If the humiliations and scrimping weren’t enough, yet another new tension arose—one that in its way was even more significant than the problems with Mintz, though it flowed directly from them. While Walt struggled with his finances and with Mintz, he was also, for the first time, beginning to struggle with his staff, which throughout 1926 still numbered fewer than ten, including the janitor. Walt had always been fun-loving, collaborative, and informal—a big kid. According to one employee, the crew would gather in the office or in Walt’s apartment and bruit about gags. “Walt would have an idea,” he recalled, “—well, let’s let Alice be a fireman in this one, or let’s let Alice go fishing, or whatever it was. And then we’d work up whatever the type of thing was, fire gags or fishing gags. And then Walt would put them all together to tell the story. He’d try to come up with an idea of continuity.” When animating, they would sit in one room, side by side, a group of comrades, with Walt supervising and timing the scenes. Off the job, the group frequently socialized together, spending New Year’s 1926 driving down to Tijuana in Walt’s Moon roadster and Roy’s Oakland.
But that winter the atmosphere at the studio suddenly sobered and soured. The pressures from Mintz, the financial stranglehold, and Walt’s own obsession with improving the animations had changed him from a reckless young man to a martinet, pushing, prodding, provoking. Having always to appease Mintz, he now made the staff appease him. Everyone seemed to notice the change in temperament—the change from jovial to tense and snappish. Several cited a “clash of personalities.” “I made mistakes,” remembered Isadore “Friz” Freleng, a veteran of the Film Ad Co. who joined the studio early in 1927 at Walt’s urging, “and Walt—even though he expressed patience in his letters prior to my joining him—didn’t show any.
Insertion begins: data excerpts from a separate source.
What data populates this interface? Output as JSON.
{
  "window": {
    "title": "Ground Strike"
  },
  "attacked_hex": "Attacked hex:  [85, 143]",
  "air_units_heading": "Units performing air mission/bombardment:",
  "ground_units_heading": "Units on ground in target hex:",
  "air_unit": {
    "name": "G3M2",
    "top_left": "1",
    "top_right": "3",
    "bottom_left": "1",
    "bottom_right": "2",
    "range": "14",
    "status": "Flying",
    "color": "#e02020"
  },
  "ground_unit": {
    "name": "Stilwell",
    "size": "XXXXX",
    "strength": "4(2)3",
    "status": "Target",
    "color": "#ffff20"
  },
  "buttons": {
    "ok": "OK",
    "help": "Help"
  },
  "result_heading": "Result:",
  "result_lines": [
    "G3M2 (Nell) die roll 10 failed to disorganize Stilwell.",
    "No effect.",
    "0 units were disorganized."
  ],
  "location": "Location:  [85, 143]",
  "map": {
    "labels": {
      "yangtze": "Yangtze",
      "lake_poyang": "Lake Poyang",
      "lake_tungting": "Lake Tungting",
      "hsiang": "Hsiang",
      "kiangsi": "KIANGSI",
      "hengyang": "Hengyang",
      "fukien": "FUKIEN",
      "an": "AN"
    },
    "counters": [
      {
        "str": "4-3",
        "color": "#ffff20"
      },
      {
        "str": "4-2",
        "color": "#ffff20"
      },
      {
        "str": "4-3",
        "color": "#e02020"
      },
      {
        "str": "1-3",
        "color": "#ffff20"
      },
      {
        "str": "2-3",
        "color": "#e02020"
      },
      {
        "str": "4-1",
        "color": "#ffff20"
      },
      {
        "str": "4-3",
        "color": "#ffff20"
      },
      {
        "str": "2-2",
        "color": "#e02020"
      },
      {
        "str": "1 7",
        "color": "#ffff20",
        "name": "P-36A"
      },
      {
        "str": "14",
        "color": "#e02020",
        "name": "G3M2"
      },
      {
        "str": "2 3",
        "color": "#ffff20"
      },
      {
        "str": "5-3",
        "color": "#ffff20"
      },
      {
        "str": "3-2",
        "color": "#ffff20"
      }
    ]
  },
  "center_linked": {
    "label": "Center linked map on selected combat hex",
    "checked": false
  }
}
He became abusive and harassed me.” (Freleng had replaced Ham Hamilton, who had left, Freleng said, because he “couldn’t bear the abuse that Walt heaped upon him.”) Walt would “make insulting remarks to me,” Freleng said, and Freleng would then fire back. “Walt could make you feel real bad when he wanted to,” said another early employee. “He was that way,” Hugh Harman concurred. “Unless you were 100% for Walt, unless you were doing for him, working for him, he thought you were double-crossing him.”